- Directed by: Alfonso Brescia
- Screenplay by: Piero Regnoli; Ciro Ippolito;
- Produced by: Ciro Ippolito
- Starring: Mario Merola; Antonio Sabàto; Gianni Garko; Jeff Blynn;
- Cinematography: Silvio Fraschetti
- Production company: P.A.C.-Produzioni Atlas Consorziate
- Distributed by: P.A.C.
- Release date: 25 August 1979 (Italy);
- Country: Italy
- Box office: ₤342 million

= The New Godfathers =

The New Godfathers (I contrabbandieri di Santa Lucia) is a 1979 Italian poliziottesco film directed by Alfonso Brescia.

==Plot==

A great quantity of drug travels undercovered from Iran and Turkey and arrives in port of Naples.

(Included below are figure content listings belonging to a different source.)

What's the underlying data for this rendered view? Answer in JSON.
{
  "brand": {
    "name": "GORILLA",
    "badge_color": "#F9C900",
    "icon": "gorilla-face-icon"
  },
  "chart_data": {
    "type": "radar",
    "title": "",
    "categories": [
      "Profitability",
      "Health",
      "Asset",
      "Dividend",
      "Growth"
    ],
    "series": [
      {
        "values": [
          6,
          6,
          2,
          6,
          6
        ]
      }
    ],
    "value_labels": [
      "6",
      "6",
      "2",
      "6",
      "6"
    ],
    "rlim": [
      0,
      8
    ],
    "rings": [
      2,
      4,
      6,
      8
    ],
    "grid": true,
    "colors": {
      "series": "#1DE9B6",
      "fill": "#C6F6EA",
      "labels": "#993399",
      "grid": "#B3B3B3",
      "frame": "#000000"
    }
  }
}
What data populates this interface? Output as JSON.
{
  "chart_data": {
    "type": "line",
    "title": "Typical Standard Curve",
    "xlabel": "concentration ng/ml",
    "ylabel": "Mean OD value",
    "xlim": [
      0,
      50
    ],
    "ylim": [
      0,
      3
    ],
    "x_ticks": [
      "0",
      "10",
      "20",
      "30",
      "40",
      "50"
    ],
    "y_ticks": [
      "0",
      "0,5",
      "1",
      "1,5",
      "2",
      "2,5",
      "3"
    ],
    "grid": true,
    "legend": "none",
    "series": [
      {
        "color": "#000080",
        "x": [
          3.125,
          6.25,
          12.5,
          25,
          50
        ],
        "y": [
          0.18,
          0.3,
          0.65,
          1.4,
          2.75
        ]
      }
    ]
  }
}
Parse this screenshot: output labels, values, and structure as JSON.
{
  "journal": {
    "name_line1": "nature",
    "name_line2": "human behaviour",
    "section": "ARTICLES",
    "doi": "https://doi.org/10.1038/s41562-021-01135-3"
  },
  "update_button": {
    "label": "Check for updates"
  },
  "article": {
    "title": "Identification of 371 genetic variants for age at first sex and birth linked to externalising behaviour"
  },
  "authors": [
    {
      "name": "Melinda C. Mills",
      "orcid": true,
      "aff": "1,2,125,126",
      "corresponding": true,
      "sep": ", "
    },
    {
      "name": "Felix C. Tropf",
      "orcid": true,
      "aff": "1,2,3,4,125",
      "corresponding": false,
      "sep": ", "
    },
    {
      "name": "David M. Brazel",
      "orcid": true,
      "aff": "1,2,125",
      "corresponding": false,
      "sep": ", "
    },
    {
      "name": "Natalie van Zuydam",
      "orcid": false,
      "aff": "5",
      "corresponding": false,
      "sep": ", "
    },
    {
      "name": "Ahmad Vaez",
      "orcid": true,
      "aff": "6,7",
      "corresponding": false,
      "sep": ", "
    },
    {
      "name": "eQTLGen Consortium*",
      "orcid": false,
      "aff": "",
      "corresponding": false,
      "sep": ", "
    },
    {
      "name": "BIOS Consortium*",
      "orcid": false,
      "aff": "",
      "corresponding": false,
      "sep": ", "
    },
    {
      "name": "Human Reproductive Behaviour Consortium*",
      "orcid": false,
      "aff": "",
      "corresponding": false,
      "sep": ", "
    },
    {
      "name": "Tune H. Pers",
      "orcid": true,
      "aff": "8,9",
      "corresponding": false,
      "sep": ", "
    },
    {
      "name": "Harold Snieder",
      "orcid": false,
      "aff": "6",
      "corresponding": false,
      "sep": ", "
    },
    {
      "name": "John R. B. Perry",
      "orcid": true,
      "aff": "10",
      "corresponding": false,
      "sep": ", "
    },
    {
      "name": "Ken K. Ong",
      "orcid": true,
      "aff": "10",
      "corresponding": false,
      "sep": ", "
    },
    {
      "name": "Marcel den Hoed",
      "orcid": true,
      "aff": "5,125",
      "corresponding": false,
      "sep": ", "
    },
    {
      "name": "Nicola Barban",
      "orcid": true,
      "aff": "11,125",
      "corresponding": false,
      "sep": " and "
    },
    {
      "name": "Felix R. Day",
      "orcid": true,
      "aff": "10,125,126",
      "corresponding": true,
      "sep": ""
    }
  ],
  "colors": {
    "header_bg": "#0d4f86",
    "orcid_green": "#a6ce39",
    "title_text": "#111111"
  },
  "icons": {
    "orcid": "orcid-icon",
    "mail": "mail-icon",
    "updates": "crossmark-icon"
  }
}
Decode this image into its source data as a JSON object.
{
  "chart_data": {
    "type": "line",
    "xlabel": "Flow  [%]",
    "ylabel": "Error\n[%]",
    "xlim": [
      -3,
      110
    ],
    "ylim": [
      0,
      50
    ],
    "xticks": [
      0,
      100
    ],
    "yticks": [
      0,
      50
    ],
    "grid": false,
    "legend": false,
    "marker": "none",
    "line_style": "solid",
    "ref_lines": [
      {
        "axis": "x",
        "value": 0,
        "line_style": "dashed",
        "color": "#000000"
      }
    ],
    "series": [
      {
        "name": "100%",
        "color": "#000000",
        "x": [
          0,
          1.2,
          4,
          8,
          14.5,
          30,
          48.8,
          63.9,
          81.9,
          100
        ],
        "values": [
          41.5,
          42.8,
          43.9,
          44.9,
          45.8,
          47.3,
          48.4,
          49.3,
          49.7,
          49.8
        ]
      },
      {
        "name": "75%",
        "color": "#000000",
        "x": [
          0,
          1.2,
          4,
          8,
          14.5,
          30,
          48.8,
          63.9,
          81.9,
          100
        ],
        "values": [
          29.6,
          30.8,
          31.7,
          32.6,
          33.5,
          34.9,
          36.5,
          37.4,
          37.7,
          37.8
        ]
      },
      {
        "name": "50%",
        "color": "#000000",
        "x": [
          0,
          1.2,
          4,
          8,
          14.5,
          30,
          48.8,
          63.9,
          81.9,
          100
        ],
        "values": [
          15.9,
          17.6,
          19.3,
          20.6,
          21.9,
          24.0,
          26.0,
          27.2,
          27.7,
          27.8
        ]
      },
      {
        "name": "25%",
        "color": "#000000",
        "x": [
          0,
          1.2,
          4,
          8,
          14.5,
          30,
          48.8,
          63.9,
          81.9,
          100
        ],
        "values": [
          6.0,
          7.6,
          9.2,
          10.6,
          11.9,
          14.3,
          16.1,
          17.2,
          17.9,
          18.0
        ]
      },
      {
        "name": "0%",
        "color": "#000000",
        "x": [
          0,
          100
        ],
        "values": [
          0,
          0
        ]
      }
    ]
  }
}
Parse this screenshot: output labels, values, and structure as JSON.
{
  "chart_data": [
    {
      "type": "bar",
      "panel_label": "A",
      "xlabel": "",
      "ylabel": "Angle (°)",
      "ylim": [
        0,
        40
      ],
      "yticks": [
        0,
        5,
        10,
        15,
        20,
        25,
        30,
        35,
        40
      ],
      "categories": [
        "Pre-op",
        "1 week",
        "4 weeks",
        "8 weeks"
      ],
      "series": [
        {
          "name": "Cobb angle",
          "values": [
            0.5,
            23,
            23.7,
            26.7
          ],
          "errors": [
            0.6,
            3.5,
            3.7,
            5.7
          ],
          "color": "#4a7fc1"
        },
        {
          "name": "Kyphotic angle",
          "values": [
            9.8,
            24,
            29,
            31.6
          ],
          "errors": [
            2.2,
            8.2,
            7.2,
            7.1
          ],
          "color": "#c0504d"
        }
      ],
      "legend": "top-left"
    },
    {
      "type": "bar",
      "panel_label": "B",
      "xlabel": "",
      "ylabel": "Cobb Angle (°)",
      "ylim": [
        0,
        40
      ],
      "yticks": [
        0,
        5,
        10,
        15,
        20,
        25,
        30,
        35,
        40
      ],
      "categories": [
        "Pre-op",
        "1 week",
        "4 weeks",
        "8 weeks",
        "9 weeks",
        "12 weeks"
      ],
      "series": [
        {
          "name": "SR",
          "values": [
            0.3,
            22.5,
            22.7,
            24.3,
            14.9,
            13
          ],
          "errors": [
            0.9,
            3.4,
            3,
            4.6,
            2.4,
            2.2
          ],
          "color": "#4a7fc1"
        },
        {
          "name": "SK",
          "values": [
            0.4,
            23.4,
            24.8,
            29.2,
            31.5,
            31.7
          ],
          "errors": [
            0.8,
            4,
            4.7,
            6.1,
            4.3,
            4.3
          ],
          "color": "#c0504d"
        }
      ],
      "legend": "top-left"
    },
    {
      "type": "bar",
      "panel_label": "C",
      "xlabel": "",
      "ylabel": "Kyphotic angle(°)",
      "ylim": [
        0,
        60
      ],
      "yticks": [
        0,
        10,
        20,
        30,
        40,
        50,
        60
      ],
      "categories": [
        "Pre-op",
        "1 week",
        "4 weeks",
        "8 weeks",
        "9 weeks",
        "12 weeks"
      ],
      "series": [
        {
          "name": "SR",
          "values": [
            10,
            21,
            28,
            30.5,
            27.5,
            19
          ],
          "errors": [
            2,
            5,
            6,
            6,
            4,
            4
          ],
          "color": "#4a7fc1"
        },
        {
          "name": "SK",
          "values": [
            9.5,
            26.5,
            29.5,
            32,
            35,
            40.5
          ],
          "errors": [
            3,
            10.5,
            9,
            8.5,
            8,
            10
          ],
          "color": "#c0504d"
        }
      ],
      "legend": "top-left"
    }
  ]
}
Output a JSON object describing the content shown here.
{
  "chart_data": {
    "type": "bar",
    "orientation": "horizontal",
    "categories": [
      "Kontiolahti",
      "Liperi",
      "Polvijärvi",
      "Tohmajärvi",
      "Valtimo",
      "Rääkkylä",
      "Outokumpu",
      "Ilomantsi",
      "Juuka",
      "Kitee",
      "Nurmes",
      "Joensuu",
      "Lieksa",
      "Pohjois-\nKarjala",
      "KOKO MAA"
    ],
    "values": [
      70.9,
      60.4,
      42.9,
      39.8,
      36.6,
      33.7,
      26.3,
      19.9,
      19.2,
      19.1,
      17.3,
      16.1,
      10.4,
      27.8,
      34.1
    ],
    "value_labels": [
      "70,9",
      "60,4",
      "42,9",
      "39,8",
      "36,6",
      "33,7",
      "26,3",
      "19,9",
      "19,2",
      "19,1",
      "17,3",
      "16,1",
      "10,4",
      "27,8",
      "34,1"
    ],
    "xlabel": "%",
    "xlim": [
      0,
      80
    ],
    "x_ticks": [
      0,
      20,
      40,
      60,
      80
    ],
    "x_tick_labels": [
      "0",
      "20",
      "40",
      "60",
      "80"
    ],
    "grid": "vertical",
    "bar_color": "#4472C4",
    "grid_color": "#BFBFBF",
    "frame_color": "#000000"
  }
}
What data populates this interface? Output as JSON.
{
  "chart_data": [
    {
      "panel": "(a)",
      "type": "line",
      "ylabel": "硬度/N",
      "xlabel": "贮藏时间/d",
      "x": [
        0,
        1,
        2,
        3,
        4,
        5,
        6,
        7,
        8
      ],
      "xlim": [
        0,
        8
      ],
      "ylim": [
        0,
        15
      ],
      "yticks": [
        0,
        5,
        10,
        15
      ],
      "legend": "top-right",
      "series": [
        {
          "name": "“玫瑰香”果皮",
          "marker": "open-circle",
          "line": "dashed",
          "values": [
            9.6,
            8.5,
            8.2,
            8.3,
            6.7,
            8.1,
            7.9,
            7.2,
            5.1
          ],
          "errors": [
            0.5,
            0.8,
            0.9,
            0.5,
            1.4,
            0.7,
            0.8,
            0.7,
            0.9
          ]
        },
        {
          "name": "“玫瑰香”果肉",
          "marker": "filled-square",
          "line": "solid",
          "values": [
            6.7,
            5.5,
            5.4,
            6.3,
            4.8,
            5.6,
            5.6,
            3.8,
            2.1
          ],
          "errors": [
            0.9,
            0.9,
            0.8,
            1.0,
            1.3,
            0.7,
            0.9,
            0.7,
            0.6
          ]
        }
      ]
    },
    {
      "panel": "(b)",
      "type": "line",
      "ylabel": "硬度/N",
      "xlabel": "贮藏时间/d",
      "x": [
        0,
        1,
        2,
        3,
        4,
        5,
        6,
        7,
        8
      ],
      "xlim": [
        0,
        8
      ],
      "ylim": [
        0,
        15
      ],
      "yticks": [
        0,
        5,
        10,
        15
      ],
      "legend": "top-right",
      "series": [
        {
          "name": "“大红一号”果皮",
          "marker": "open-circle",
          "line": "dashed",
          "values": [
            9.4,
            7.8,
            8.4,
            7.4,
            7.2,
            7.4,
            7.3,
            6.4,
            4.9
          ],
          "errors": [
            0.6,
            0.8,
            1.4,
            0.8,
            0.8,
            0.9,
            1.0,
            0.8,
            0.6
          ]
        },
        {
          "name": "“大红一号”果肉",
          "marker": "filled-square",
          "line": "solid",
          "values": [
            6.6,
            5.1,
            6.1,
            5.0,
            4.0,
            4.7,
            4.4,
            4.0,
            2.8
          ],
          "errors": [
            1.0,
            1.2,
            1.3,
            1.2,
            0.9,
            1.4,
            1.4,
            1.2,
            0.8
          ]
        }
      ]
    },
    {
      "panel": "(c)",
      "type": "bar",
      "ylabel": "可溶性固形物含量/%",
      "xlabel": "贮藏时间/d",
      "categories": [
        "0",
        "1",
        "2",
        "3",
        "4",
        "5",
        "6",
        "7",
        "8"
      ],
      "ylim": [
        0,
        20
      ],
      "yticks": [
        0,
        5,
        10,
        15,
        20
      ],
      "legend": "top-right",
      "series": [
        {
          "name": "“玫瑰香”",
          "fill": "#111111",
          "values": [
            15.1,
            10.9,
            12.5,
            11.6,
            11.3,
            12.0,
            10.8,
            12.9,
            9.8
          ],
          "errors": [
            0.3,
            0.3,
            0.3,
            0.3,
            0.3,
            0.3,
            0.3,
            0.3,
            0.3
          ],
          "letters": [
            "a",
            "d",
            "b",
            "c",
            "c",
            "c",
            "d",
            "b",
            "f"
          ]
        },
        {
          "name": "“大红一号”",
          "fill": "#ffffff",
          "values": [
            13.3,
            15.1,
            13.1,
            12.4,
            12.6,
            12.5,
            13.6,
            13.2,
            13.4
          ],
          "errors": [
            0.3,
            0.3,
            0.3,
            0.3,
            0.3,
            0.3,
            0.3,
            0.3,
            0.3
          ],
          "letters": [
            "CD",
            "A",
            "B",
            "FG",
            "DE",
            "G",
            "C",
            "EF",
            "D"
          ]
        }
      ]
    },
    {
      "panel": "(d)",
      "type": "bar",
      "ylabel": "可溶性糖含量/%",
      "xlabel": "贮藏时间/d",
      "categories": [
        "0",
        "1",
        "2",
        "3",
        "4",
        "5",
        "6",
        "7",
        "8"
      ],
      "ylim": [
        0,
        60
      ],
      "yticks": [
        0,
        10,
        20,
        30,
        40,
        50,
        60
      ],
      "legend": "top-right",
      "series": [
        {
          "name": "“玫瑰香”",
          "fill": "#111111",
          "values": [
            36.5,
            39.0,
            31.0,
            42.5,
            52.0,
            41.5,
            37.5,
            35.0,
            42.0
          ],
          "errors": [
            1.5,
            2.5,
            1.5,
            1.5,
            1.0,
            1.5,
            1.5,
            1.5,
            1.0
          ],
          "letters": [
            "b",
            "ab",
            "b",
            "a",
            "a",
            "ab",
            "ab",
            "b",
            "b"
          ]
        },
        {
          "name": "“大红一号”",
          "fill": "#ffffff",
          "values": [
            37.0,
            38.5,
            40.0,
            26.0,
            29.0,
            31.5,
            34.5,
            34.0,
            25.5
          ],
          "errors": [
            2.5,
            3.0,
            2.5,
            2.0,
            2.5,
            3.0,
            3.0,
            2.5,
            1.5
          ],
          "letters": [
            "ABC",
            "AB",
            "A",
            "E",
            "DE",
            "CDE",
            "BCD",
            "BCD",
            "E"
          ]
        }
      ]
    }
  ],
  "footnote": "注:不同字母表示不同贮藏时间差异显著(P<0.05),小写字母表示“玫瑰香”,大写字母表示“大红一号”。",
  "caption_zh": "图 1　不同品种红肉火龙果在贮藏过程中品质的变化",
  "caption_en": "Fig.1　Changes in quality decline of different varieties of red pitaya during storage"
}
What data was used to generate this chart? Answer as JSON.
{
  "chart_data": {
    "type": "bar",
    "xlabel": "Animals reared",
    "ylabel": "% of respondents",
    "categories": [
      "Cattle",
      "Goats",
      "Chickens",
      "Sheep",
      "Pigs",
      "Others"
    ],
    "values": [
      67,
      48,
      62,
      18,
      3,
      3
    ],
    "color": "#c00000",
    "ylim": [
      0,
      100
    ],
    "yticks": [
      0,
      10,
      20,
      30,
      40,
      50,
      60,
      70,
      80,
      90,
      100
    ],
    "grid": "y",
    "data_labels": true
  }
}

An Italian Guardia di Finanza officer tries to intercept the stuff and achieves the collaboration of Don Francesco Autiero, the chief of illegal cigarettes trade in Naples.

== Cast ==
- Mario Merola: Don Francesco Autiero
- Antonio Sabàto: Don Michele Vizzini
- Gianni Garko: Captain Ivano Radevic
- Jeff Blynn: Salvatore Gargiulo
- Lorraine De Selle: Lorraine
- Edmund Purdom: Head of the International Commission on Narcotic Drugs
- Lucio Montanaro: Cassio Petrorio
- Rick Battaglia: Don Calogero Avallone
- Letizia D'Adderio: Stellatella
- Marco Girondino: Gennarino
- Nunzio Gallo: Dr. Martinelli
- Hassan Jaber: Vito
- Franco Diogene: Achmet
- Sabrina Siani: Lucy Avallone

==Production==
The film was intended for the foreign market, unlike most other films in the subgenre.

Cior Ippolito's autobiography mentions that the film was made to help P.A.C.'s head Mario Bregni's recover costs that The Sicilian Connection which had lost a lot of money for the company.

Ippolito suggested the idea of using the action scenes from the film and apply them to a new film as not many people had seen the previous film. Ippolito stated that he had shot the new film in two weeks.

==Release==
The New Godfathers was released in Italy on August 25, 1979 where it was distributed by P.A.C. The film grossed a total of 342 million Italian lire on its theatrical release.